Mature in thought, you Newton's laws reduce
To nobler ends, and more important use:
To guard man's feeble frame from fell disease,
Or when we sink with pain to give us ease:
For every ail ascribe its proper cause,
To nature's govern'd by mechanic laws;
You shew how springy air affects our frame,
To raise, or to depress the vital flame:
How orbs above by gravitation steer,
Impress their force, and influence the air;
How Cynthia's silent energy presides,
Ferments the blood, and agitates the tides.
When fatal fevers kindle flames within,
Which raging glow o'er all the scorch'd machine,
You shew how nature prudently detains
Diluting serum in the burning veins;
Your well-tim'd medicines mitigate the heat,
And o'er the frame diffuse a balmy sweat:
The monster Febris flys the potent spell,
In haste retires, and calmly seeks her cell.

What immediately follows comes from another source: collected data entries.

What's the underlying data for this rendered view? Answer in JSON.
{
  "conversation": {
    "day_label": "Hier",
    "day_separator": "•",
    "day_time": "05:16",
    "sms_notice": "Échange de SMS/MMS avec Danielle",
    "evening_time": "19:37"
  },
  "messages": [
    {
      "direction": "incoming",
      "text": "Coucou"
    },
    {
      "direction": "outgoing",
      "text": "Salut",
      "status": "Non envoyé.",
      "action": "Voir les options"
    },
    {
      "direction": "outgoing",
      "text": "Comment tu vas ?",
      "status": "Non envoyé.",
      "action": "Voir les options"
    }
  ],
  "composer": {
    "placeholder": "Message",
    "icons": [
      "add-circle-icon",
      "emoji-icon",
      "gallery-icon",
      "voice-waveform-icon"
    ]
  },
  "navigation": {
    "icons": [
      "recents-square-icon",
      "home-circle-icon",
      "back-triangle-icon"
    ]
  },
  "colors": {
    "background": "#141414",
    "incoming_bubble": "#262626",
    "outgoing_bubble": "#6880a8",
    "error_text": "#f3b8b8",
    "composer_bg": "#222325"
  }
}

Medicine from hence shall triumph with success,
Nor pining patients linger in distress.
My raptur'd muse sees with prophetic eyes,
New ages roll along, new systems rise;
Sees physic on mechanic reasoning climb,
And raise a structure to the skys sublime;

384

Sees sickness fled, Health bloom with cherub face,
And age creep on, with slow, reluctant pace;
Experience with her torch, direct our youth,
Scatter the mists, and light the way to truth.
While dark Hypothesis no more prevails,
Nor pupils listen to romantic tales:
Nor proud authority with bug-bear rules
Enslaves our minds, or dictates in the schools.
But liberty sits Goddess of our isle,
And peaceful blessings all around her smile;
Darkness and bigotry before her fly,
And truth, and virtue, grow beneath her eye.